C'est clair que j'étais nerveux. Beaucoup de gens m'avaient dit de ne pas y aller, de ne pas écouter et de laisser ce soin aux fonctionnaires, mais quand on entame un processus de confiance avec un groupe avec lequel la confiance n'est pas de mise, c'est très difficile de faire cette approche. Les gens se sentent vulnérables. Cela dit, j'avais la confiance de gens que je connaissais dans la communauté.
L'histoire inédite dans tout cela, c'est que tout cela n'était possible qu'avec l'aide de beaucoup de femmes de la communauté. Elles ont facilité ces conversations. Il y avait de la méfiance et ils ne voulaient pas que je vienne. Ils pensaient que c'était une ruse. Je ne comprenais pas du tout, mais, à force de discuter au cours de la journée, j'ai pu m'apercevoir qu'ils avaient toutes les raisons du monde d'être méfiants. Il y a tout un historique. Ils s'étaient sentis floués et roulés par la police, et ils voyaient l'histoire se répéter.

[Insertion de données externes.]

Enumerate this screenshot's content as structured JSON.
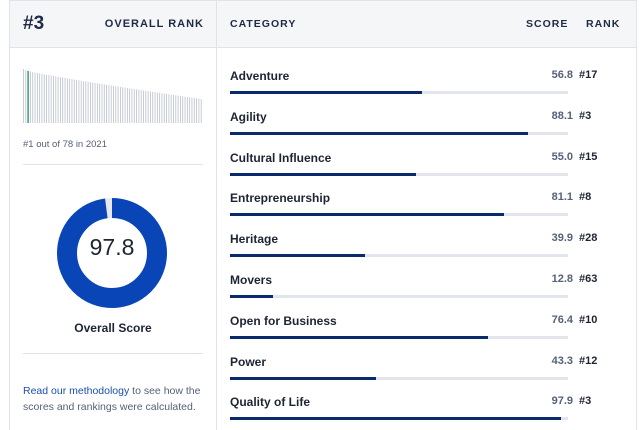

C'est difficile de bâtir de la confiance derrière une barricade, alors il fallait absolument y aller pour parler et causer. J'ai qualifié le progrès comme « modeste », somme toute, mais c'était un brin de confiance qui s'est bâti.
J'ai confiance. Ce qu'on a essayé de dégager, ce sont les pistes de désamorçage. J'ai encore confiance, et j'ai espoir que cela va pouvoir se réaliser.